Bridgers, a University of Colorado senior and die-hard Packers fan, treats his team like a religion.
“From Monday to Saturday I’m a pretty normal guy. I don’t care about too much. Nothing really gets me off my rocker. However, come Sunday I live and die by the Packers,” Admitted Bridgers.
Monday, September 24th, was a night that will go down in NFL history. Not for good reason either.
The Green Bay Packers hosted the Seattle Seahawks in the final game of the NFL’s third week. The official refs were absent and replacement refs, who had already received many complaints regarding their officiating, were in their place.
The game was down to the wire. In the final play Seahawks quarterback, Russell Wilson, threw a pass to receiver Golden Tate, only to have the pass ripped out by a Green Bay Packers cornerback.
The first ref said the pass was incomplete. A second ref called a touchdown, which led the first to change his original ruling.

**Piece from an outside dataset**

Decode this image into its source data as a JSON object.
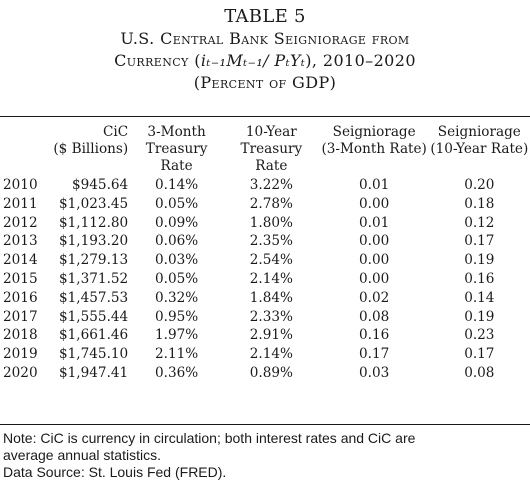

Fans turned to Internet forums for some non-stop ranting. Analysts and sportscaster sided with the majority that the call was a bad one and it was time to get the real refs back.
Coaches weren’t allowed to say anything but players, especially from the Packers including quarterback Aaron Rodgers, chipped in their two cents.
“It was awful, just look at the replay,” said Rodgers.
The outrage stemmed from the infamous touchdown, which increased the negotiation between the NFL and the NFL Referee Association. The official refs were back on the field for the NFL’s fourth week of official play.
An unresolved labor dispute between the NFL and the NFL Referee Association led to a referee lockout. That is why the replacement refs were needed.
The argument might have lasted the entire season, but the outcry from the fan base led to the return of the official refs.
“I definitely think it was the fans,” Cited Bridgers. “I think we were the ones who made it happen. Without us there is no league. Who would pay for tickets? T-shirts, jerseys, hats and commercials all come from us fans. Who would watch it on TV or go to the games, its all us.”